Güncelleme Tarihi:
Feriştah, geçtiğimiz Ağustos ayına kadar oldukça nüfuzlu bir savcıydı. Ülkesi Afganistan'da adaleti sağlamak için var gücüyle savaşıyor; suçluların, Taliban militanlarının, yolsuzluğa bulaşmış bürokratların ve kadınları ve çocukları döven erkeklerin adaletin önüne çıkması için çalışıyordu.
27 yaşındaki Feriştah bugün ise saklanmak zorunda. Bir kaçak gibi sık sık yer değiştiriyor. Çünkü can güvenliği yok. Aslına bakılırsa gerçek adı Feriştah da değil. Tanınmamak için bu takma ismi kullanıyor.
TALİBAN SONRASI NESLİN KADINLARINDAN
Afganistan'ın güneybatısında Paktiya vilayetinde doğmuş olan Feriştah, 2001'de Taliban'ın devrilmesinin ardından iş hayatına girip başarı kazanmış, erkek egemen ve aşırı muhafazakâr toplum normlarına karşı çıkmayı başarmış kadınların neslinden.
Feriştah 5 yıl evvel yani bir önceki hükümetin döneminde, Afganistan Adalet Bakanlığı bünyesinde bir savcı olarak işe başladı. Görev tanımı içinde "aile içi şiddet, cinayet, tecavüz gibi suçları işlemiş kişilerin yargılanması ve cezalandırılması" da bulunuyordu. BBC'ye konuşan Feriştah'a göre, "zorlayıcı ama tatmin edici" bir iş yapıyordu.

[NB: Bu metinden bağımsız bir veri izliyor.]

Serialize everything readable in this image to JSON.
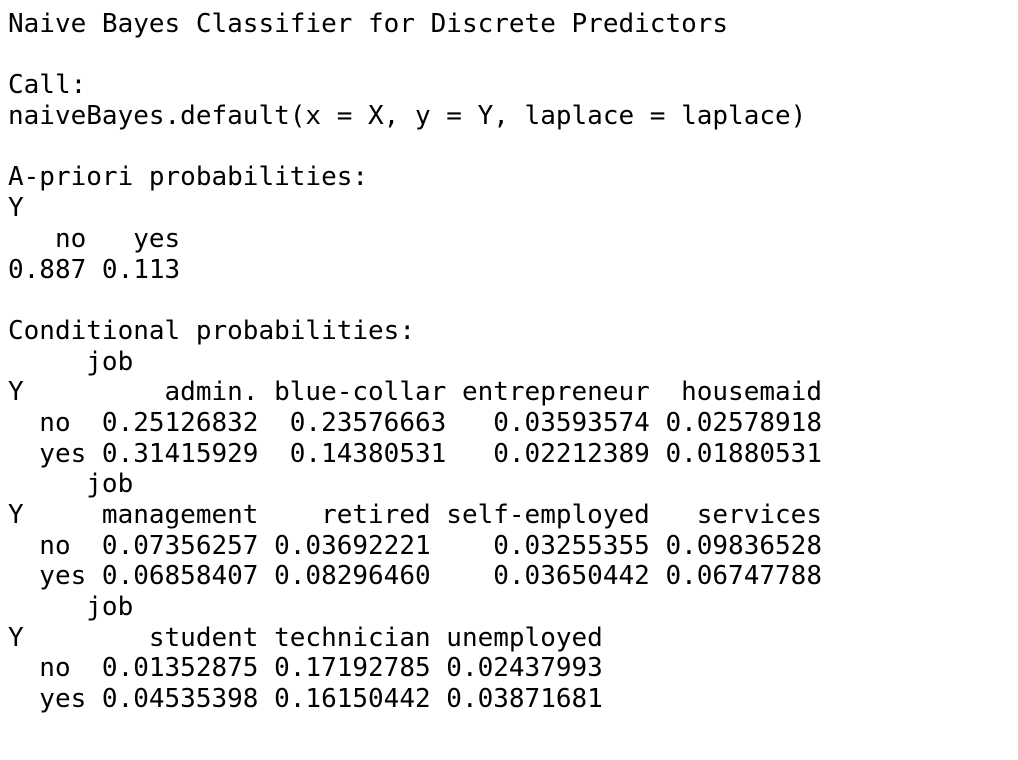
{
  "console": {
    "lines": [
      "Naive Bayes Classifier for Discrete Predictors",
      "",
      "Call:",
      "naiveBayes.default(x = X, y = Y, laplace = laplace)",
      "",
      "A-priori probabilities:",
      "Y",
      "   no   yes ",
      "0.887 0.113 ",
      "",
      "Conditional probabilities:",
      "     job",
      "Y         admin. blue-collar entrepreneur  housemaid",
      "  no  0.25126832  0.23576663   0.03593574 0.02578918",
      "  yes 0.31415929  0.14380531   0.02212389 0.01880531",
      "     job",
      "Y     management    retired self-employed   services",
      "  no  0.07356257 0.03692221    0.03255355 0.09836528",
      "  yes 0.06858407 0.08296460    0.03650442 0.06747788",
      "     job",
      "Y        student technician unemployed",
      "  no  0.01352875 0.17192785 0.02437993",
      "  yes 0.04535398 0.16150442 0.03871681"
    ]
  }
}
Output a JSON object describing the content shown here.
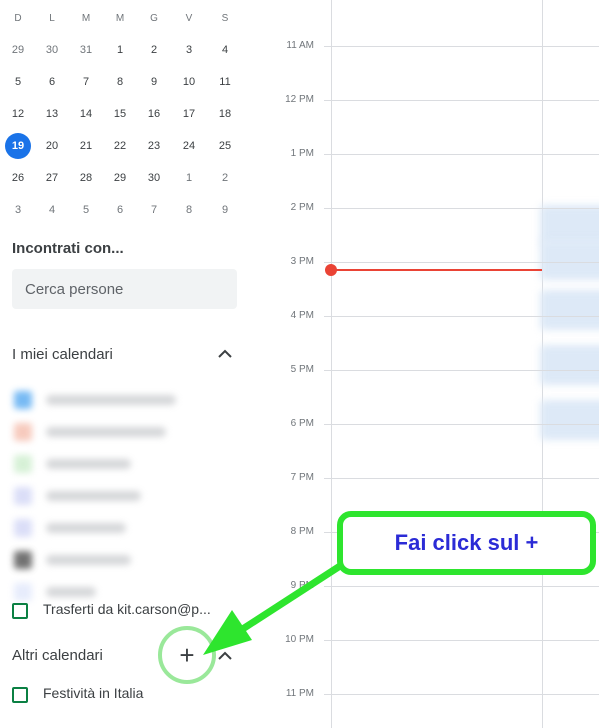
{
  "mini_calendar": {
    "weekdays": [
      "D",
      "L",
      "M",
      "M",
      "G",
      "V",
      "S"
    ],
    "weeks": [
      [
        {
          "d": "29",
          "m": true
        },
        {
          "d": "30",
          "m": true
        },
        {
          "d": "31",
          "m": true
        },
        {
          "d": "1"
        },
        {
          "d": "2"
        },
        {
          "d": "3"
        },
        {
          "d": "4"
        }
      ],
      [
        {
          "d": "5"
        },
        {
          "d": "6"
        },
        {
          "d": "7"
        },
        {
          "d": "8"
        },
        {
          "d": "9"
        },
        {
          "d": "10"
        },
        {
          "d": "11"
        }
      ],
      [
        {
          "d": "12"
        },
        {
          "d": "13"
        },
        {
          "d": "14"
        },
        {
          "d": "15"
        },
        {
          "d": "16"
        },
        {
          "d": "17"
        },
        {
          "d": "18"
        }
      ],
      [
        {
          "d": "19",
          "today": true
        },
        {
          "d": "20"
        },
        {
          "d": "21"
        },
        {
          "d": "22"
        },
        {
          "d": "23"
        },
        {
          "d": "24"
        },
        {
          "d": "25"
        }
      ],
      [
        {
          "d": "26"
        },
        {
          "d": "27"
        },
        {
          "d": "28"
        },
        {
          "d": "29"
        },
        {
          "d": "30"
        },
        {
          "d": "1",
          "m": true
        },
        {
          "d": "2",
          "m": true
        }
      ],
      [
        {
          "d": "3",
          "m": true
        },
        {
          "d": "4",
          "m": true
        },
        {
          "d": "5",
          "m": true
        },
        {
          "d": "6",
          "m": true
        },
        {
          "d": "7",
          "m": true
        },
        {
          "d": "8",
          "m": true
        },
        {
          "d": "9",
          "m": true
        }
      ]
    ],
    "today_color": "#1a73e8"
  },
  "meet_with": {
    "title": "Incontrati con...",
    "search_placeholder": "Cerca persone"
  },
  "my_calendars": {
    "title": "I miei calendari",
    "toggle_icon": "chevron-up-icon",
    "blurred_colors": [
      "#4aa3f0",
      "#f4b9a8",
      "#c9ecc9",
      "#cfd3f5",
      "#cfd3f5",
      "#444444",
      "#dfe6fb"
    ],
    "last_item_label": "Trasferti da kit.carson@p...",
    "last_item_color": "#0b8043"
  },
  "other_calendars": {
    "title": "Altri calendari",
    "add_label": "+",
    "toggle_icon": "chevron-up-icon",
    "items": [
      {
        "label": "Festività in Italia",
        "color": "#0b8043"
      }
    ]
  },
  "day_view": {
    "times": [
      "11 AM",
      "12 PM",
      "1 PM",
      "2 PM",
      "3 PM",
      "4 PM",
      "5 PM",
      "6 PM",
      "7 PM",
      "8 PM",
      "9 PM",
      "10 PM",
      "11 PM"
    ],
    "now_indicator_color": "#ea4335"
  },
  "callout": {
    "text": "Fai click sul +",
    "border_color": "#2ee52e",
    "text_color": "#2b2bd6"
  }
}
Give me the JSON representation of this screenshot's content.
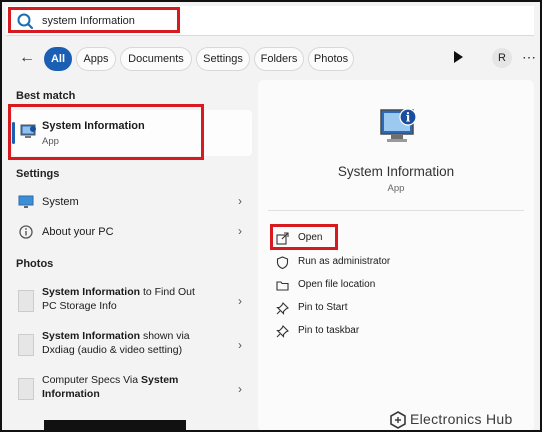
{
  "search": {
    "value": "system Information",
    "icon": "search-icon"
  },
  "filters": {
    "back_icon": "←",
    "tabs": [
      "All",
      "Apps",
      "Documents",
      "Settings",
      "Folders",
      "Photos"
    ],
    "avatar_initial": "R",
    "more_icon": "⋯",
    "accent_color": "#1a5fb4"
  },
  "left": {
    "best_match_heading": "Best match",
    "best_match": {
      "title": "System Information",
      "subtitle": "App"
    },
    "settings_heading": "Settings",
    "settings_items": [
      {
        "label": "System",
        "icon": "monitor-icon"
      },
      {
        "label": "About your PC",
        "icon": "info-circle-icon"
      }
    ],
    "photos_heading": "Photos",
    "photo_items": [
      {
        "line1_bold": "System Information",
        "line1_rest": " to Find Out",
        "line2": "PC Storage Info"
      },
      {
        "line1_bold": "System Information",
        "line1_rest": " shown via",
        "line2": "Dxdiag (audio & video setting)"
      },
      {
        "line1_rest_pre": "Computer Specs Via ",
        "line1_bold": "System",
        "line2_bold": "Information"
      }
    ],
    "chevron": "›"
  },
  "right": {
    "title": "System Information",
    "subtitle": "App",
    "actions": [
      {
        "label": "Open",
        "icon": "external-link-icon"
      },
      {
        "label": "Run as administrator",
        "icon": "shield-icon"
      },
      {
        "label": "Open file location",
        "icon": "folder-icon"
      },
      {
        "label": "Pin to Start",
        "icon": "pin-icon"
      },
      {
        "label": "Pin to taskbar",
        "icon": "pin-icon"
      }
    ]
  },
  "watermark": {
    "text": "Electronics Hub"
  },
  "highlight_color": "#d71920"
}
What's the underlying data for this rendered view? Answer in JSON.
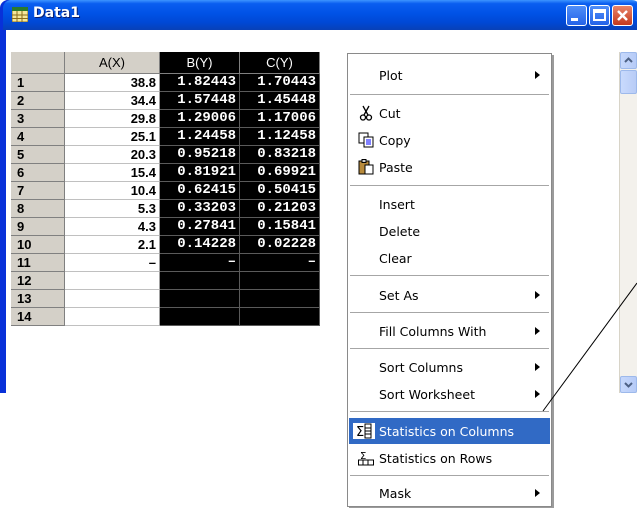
{
  "window": {
    "title": "Data1"
  },
  "worksheet": {
    "columns": [
      "A(X)",
      "B(Y)",
      "C(Y)"
    ],
    "rows": [
      {
        "row": "1",
        "a": "38.8",
        "b": "1.82443",
        "c": "1.70443"
      },
      {
        "row": "2",
        "a": "34.4",
        "b": "1.57448",
        "c": "1.45448"
      },
      {
        "row": "3",
        "a": "29.8",
        "b": "1.29006",
        "c": "1.17006"
      },
      {
        "row": "4",
        "a": "25.1",
        "b": "1.24458",
        "c": "1.12458"
      },
      {
        "row": "5",
        "a": "20.3",
        "b": "0.95218",
        "c": "0.83218"
      },
      {
        "row": "6",
        "a": "15.4",
        "b": "0.81921",
        "c": "0.69921"
      },
      {
        "row": "7",
        "a": "10.4",
        "b": "0.62415",
        "c": "0.50415"
      },
      {
        "row": "8",
        "a": "5.3",
        "b": "0.33203",
        "c": "0.21203"
      },
      {
        "row": "9",
        "a": "4.3",
        "b": "0.27841",
        "c": "0.15841"
      },
      {
        "row": "10",
        "a": "2.1",
        "b": "0.14228",
        "c": "0.02228"
      },
      {
        "row": "11",
        "a": "–",
        "b": "–",
        "c": "–"
      },
      {
        "row": "12",
        "a": "",
        "b": "",
        "c": ""
      },
      {
        "row": "13",
        "a": "",
        "b": "",
        "c": ""
      },
      {
        "row": "14",
        "a": "",
        "b": "",
        "c": ""
      }
    ]
  },
  "context_menu": {
    "plot": "Plot",
    "cut": "Cut",
    "copy": "Copy",
    "paste": "Paste",
    "insert": "Insert",
    "delete": "Delete",
    "clear": "Clear",
    "set_as": "Set As",
    "fill_columns_with": "Fill Columns With",
    "sort_columns": "Sort Columns",
    "sort_worksheet": "Sort Worksheet",
    "statistics_on_columns": "Statistics on Columns",
    "statistics_on_rows": "Statistics on Rows",
    "mask": "Mask"
  },
  "colors": {
    "title_bar": "#0a5ef0",
    "selection": "#000000",
    "menu_highlight": "#316ac5"
  }
}
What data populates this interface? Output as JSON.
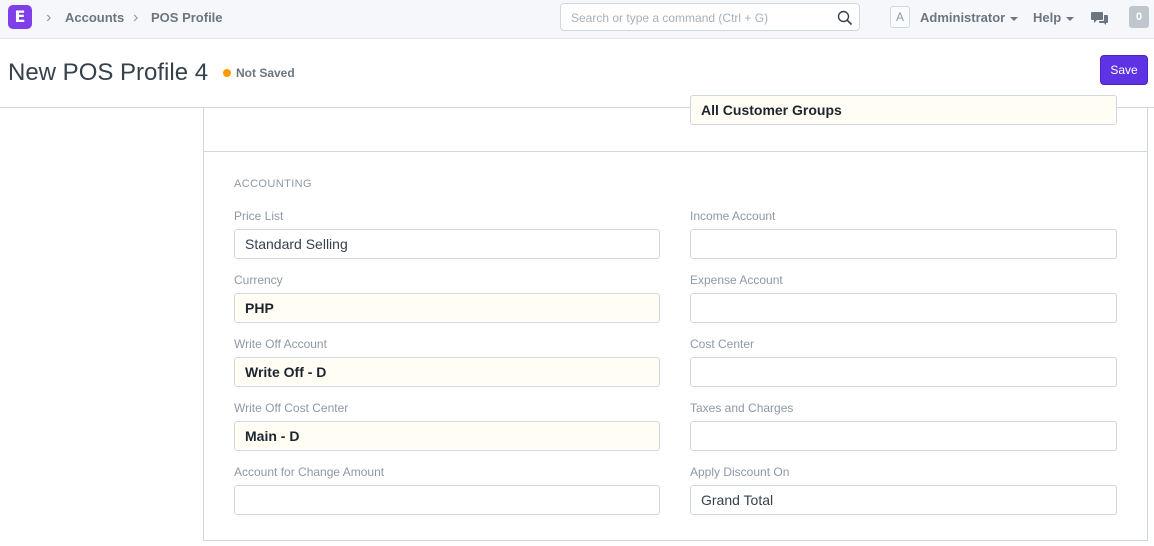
{
  "app": {
    "logo_letter": "E"
  },
  "breadcrumb": [
    "Accounts",
    "POS Profile"
  ],
  "search": {
    "placeholder": "Search or type a command (Ctrl + G)",
    "value": ""
  },
  "navbar": {
    "avatar_letter": "A",
    "user": "Administrator",
    "help": "Help",
    "notification_count": "0"
  },
  "page": {
    "title": "New POS Profile 4",
    "status": "Not Saved",
    "save_label": "Save"
  },
  "form": {
    "customer_group_value": "All Customer Groups",
    "section_title": "ACCOUNTING",
    "fields_left": [
      {
        "label": "Price List",
        "value": "Standard Selling"
      },
      {
        "label": "Currency",
        "value": "PHP"
      },
      {
        "label": "Write Off Account",
        "value": "Write Off - D"
      },
      {
        "label": "Write Off Cost Center",
        "value": "Main - D"
      },
      {
        "label": "Account for Change Amount",
        "value": ""
      }
    ],
    "fields_right": [
      {
        "label": "Income Account",
        "value": ""
      },
      {
        "label": "Expense Account",
        "value": ""
      },
      {
        "label": "Cost Center",
        "value": ""
      },
      {
        "label": "Taxes and Charges",
        "value": ""
      },
      {
        "label": "Apply Discount On",
        "value": "Grand Total"
      }
    ]
  },
  "colors": {
    "brand": "#7f3ee7",
    "primary_button": "#5e33e4",
    "indicator_orange": "#ff9a00"
  }
}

Ancak Taliban, ülkedeki iktidarı ele geçirmeden birkaç ay önceki ilerlemesi esnasında hapishaneleri boşaltıp mahkûmları salıverdi. Afganistan sokakları bir anda binlerce azılı suçlu ve Taliban militanıyla doldu.
TELEFONLA ARAYIP TEHDİT ETTİ
Taliban'ın serbest bıraktığı kişilerden biri de Muhammed Gül'dü. Gül intihar bombası saldırıları planlama suçlamasıyla yargılanmıştı. Davanın savcısı Feriştah, kanıtları birer birer toplayıp Gül'ün suçluluğunu ortaya koymuş ve 20 yıl hapisle cezalandırılmasını sağlamıştı.
Taliban Kabil'in kontrolünü ele geçirdikten birkaç gün sonra Feriştah'ın telefonu çaldı. Hattın diğer ucunda "Senden intikam almaya geliyorum, hiçbir yere saklanamazsın" diyen erkek sesi Muhammed Gül'e aitti.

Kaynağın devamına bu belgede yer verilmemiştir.